December 22, 2009
I like for things to be perfect. If I had my way, Baby Jesus would have been born in a nice temperature-controlled room, on clean smooth sheets, with a nice cozy fire in the corner fireplace, and maybe some lovely candles burning and peaceful music playing softly in the background. Oh, and how about some nice snacks for the 3 Wise Men to munch on after their long trip; homemade of course!
That's not how it happened though, and guess what? Things worked out like God intended, even though they didn't appear perfect to us; whatever our definition of perfect is.
I've been running and rushing around like crazy for a month, and will probably run as fast as I can to finish my To Do List before Christmas. I've had my little holiday meltdown, and I confess to getting wigged out over things that really don't matter that much. I'm stressed that while I take a few days off to celebrate the holidays, the work accumulating in piles on my desk at the office will grow taller and taller. I'm thinking about this itty bitty Christmas detail or that one. All in an effort to make things perfect.

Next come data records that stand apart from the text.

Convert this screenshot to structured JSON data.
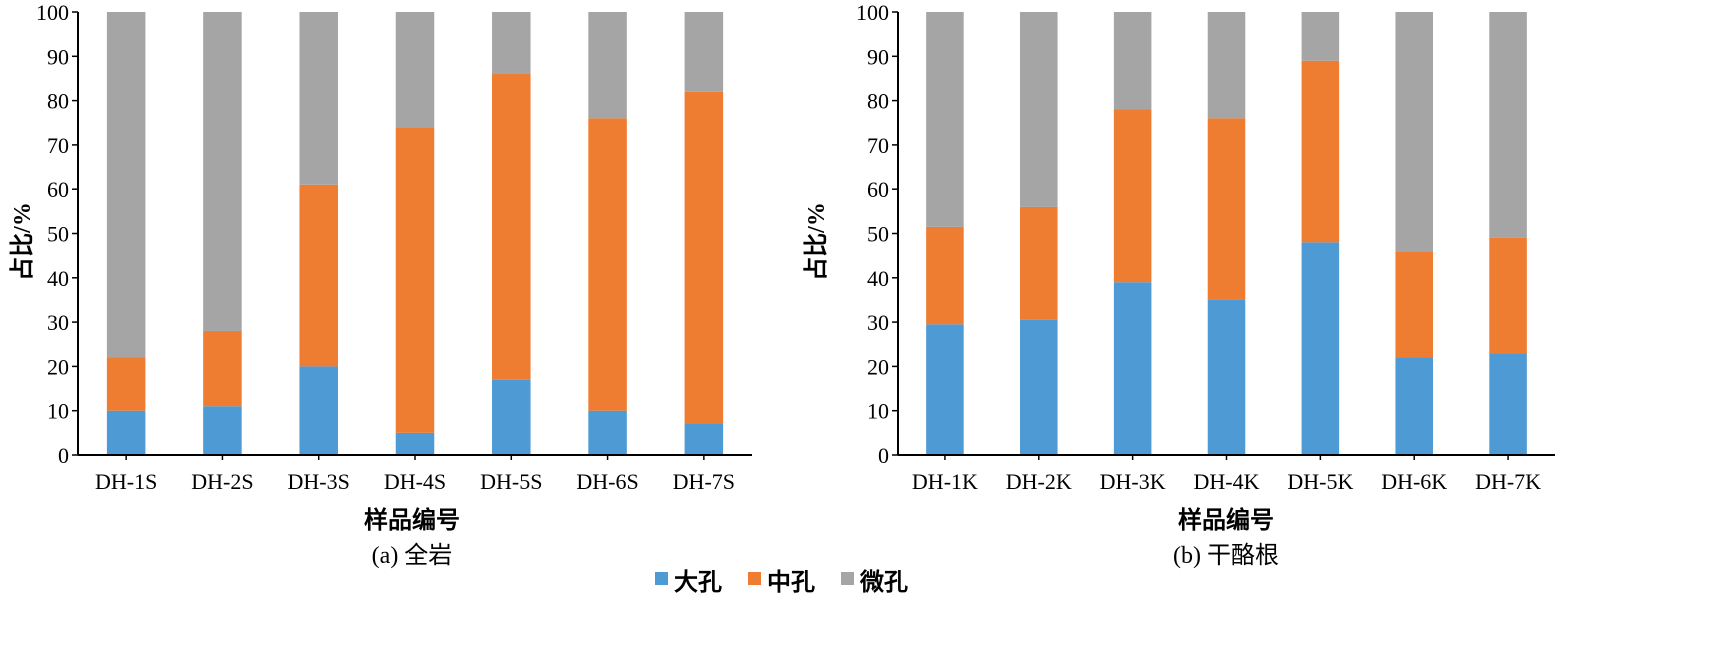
{
  "colors": {
    "macro": "#4e9ad4",
    "meso": "#ee7c31",
    "micro": "#a5a5a5"
  },
  "legend": [
    {
      "label": "大孔",
      "color": "#4e9ad4"
    },
    {
      "label": "中孔",
      "color": "#ee7c31"
    },
    {
      "label": "微孔",
      "color": "#a5a5a5"
    }
  ],
  "chart_data": [
    {
      "type": "bar",
      "stacked": true,
      "caption": "(a) 全岩",
      "xlabel": "样品编号",
      "ylabel": "占比/%",
      "ylim": [
        0,
        100
      ],
      "yticks": [
        "0",
        "10",
        "20",
        "30",
        "40",
        "50",
        "60",
        "70",
        "80",
        "90",
        "100"
      ],
      "categories": [
        "DH-1S",
        "DH-2S",
        "DH-3S",
        "DH-4S",
        "DH-5S",
        "DH-6S",
        "DH-7S"
      ],
      "series": [
        {
          "name": "大孔",
          "values": [
            10,
            11,
            20,
            5,
            17,
            10,
            7
          ]
        },
        {
          "name": "中孔",
          "values": [
            12,
            17,
            41,
            69,
            69,
            66,
            75
          ]
        },
        {
          "name": "微孔",
          "values": [
            78,
            72,
            39,
            26,
            14,
            24,
            18
          ]
        }
      ]
    },
    {
      "type": "bar",
      "stacked": true,
      "caption": "(b) 干酪根",
      "xlabel": "样品编号",
      "ylabel": "占比/%",
      "ylim": [
        0,
        100
      ],
      "yticks": [
        "0",
        "10",
        "20",
        "30",
        "40",
        "50",
        "60",
        "70",
        "80",
        "90",
        "100"
      ],
      "categories": [
        "DH-1K",
        "DH-2K",
        "DH-3K",
        "DH-4K",
        "DH-5K",
        "DH-6K",
        "DH-7K"
      ],
      "series": [
        {
          "name": "大孔",
          "values": [
            29.5,
            30.5,
            39,
            35,
            48,
            22,
            23
          ]
        },
        {
          "name": "中孔",
          "values": [
            22,
            25.5,
            39,
            41,
            41,
            24,
            26
          ]
        },
        {
          "name": "微孔",
          "values": [
            48.5,
            44,
            22,
            24,
            11,
            54,
            51
          ]
        }
      ]
    }
  ]
}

I just have to stop right now, and give myself a little shake. What in the world do I have to be worrying or freaking about, and why aren't I being grateful beyond words to just have this Christmas with lots of my family? I am thankful, but I think the stress of the details can get in the way of the spirit of the season for me and lots of people. I don't want it to be that way.
Is it going to matter if someone wants a Cream Soda on Christmas Eve, and I only bought Dr. Pepper? Who will care if I buy the guacamole instead of making it? Will it be the end of the world if the cat hacks up another fake Christmas tree needle hairball in front of my guests? Nope, nope and nope.

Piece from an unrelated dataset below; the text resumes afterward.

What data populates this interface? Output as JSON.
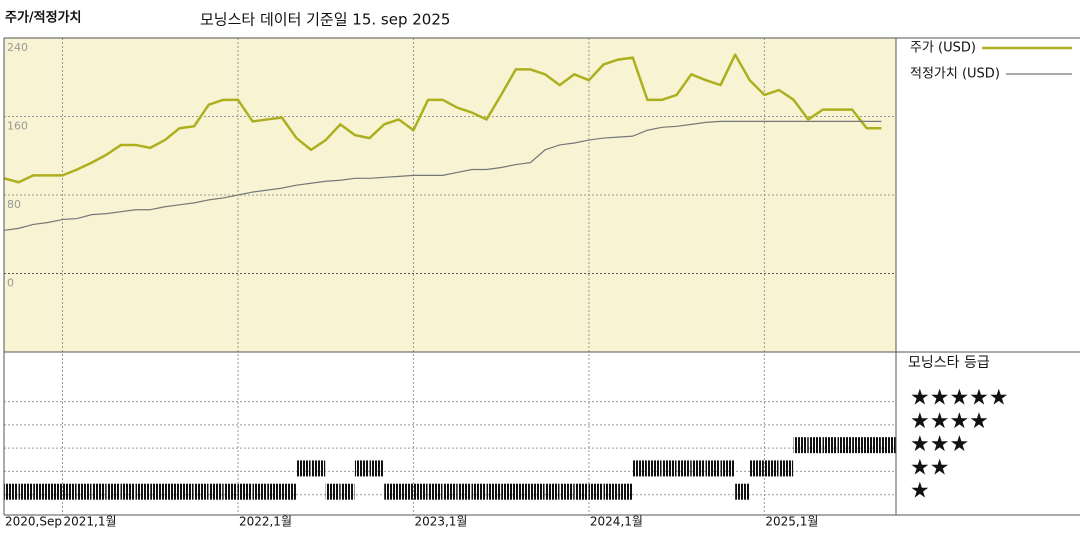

So today, I'm reminding myself that Christmas is about the birth of the Baby Jesus, and how grateful we are for that gift. It's about spending time with friends and family, and being thankful for that opportunity. It doesn't matter if every single little detail about the celebration isn't perfect.
Merry Christmas to you all! Enjoy your friends and family, and don't worry about all of the teeny weeny details!